I am new on this forum as a member but i have been reading this forum for a while now.
Does anyone of you remember the old fender wilkinson roller nuts? there were 2 versions that looked slightly different but the both had the same rout.
Is anyone familiar with this nut? It is the predecessor of the lsr that came on the Stratocaster plus models.
I still have one of them and want to install them on a warmoth neck.
So my question is, will it fit on a neck that has the floyd rose nut prep?

here's a picture of it:

http://i217.photobucket.com/albums/cc18/Fastocker/Wilky-nuts.jpg
 
The problem is that the position of the end of the fingerboard (i.e. how far from the 1st fret) needs to be different for the Wlkinson nut than for the Floyd.
In fact this position is the same as for the LSR roller nut.
So you could go for the LSR option, and then remove material from behind the nut...

The LSR nut was introduced as a replacement/ improvement over the Wilkinson, which it most certainly is!

In the end, I would go with the LSR nut, or a normal nut made of a low friction material.

If you already havce the Floyd prepared neck, then you will have to remove some of the fretboard in the direction of the 1st fret.
This amount is the difference in size between a std nut and the LSR...anyone?
 
Yes but i already have stratocaster pro with an LSR, I want the strat plus to remain what it is. I would have kept the original neck but it's to badly damaged.

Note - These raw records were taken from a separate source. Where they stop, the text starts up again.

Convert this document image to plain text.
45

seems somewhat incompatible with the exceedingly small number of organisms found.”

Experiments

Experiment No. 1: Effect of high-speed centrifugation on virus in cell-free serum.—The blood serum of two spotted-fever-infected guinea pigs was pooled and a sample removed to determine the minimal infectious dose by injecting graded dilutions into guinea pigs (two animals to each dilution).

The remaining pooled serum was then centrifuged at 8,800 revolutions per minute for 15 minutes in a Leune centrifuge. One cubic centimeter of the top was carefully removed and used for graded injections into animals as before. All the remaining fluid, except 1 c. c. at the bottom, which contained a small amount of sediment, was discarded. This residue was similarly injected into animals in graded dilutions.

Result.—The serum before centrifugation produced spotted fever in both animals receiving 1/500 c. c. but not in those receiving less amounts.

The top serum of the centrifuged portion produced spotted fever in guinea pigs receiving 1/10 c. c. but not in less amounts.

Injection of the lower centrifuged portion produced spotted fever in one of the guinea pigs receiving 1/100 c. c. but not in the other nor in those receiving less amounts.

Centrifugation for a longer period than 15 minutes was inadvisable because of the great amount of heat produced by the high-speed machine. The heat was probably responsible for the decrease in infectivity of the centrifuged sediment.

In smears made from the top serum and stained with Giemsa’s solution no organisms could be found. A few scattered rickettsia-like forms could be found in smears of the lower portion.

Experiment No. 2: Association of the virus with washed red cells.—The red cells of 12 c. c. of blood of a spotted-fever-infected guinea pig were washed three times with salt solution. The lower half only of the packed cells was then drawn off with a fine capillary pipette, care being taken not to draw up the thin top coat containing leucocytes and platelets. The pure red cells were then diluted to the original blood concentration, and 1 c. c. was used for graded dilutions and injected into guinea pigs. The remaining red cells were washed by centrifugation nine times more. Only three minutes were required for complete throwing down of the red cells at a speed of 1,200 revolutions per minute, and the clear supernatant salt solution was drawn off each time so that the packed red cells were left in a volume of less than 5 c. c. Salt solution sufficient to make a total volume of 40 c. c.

Thank you for the advice :icon_thumright:, i am going for the LSR prep I guess it won't be to hard removing some wood behind the nut slot until it fits
 
I'm confused as to what you have and what you want, but here's the situation.

A neck cut for a standard nut can be modified to use any of the "specialty" nuts like the LSR, Wilkinson or Floyd Rose pain in the ass. But, once they're cut for any of those, they're wrecked for anything else. The fulcrum points change, and you may also have holes in places that preclude drilling new holes for the changeover. You could also end up with wood missing in inconvenient places. That means tuning will be somewhere between problematic and impossible, at least for open chords. So, the long and short of it is that once you commit to a nut, it's "'til death to you part". If you can't live with it, it's time for a divorce. Get a new neck and cut it for the latest love of your life, nut-wise. You'll be much happier.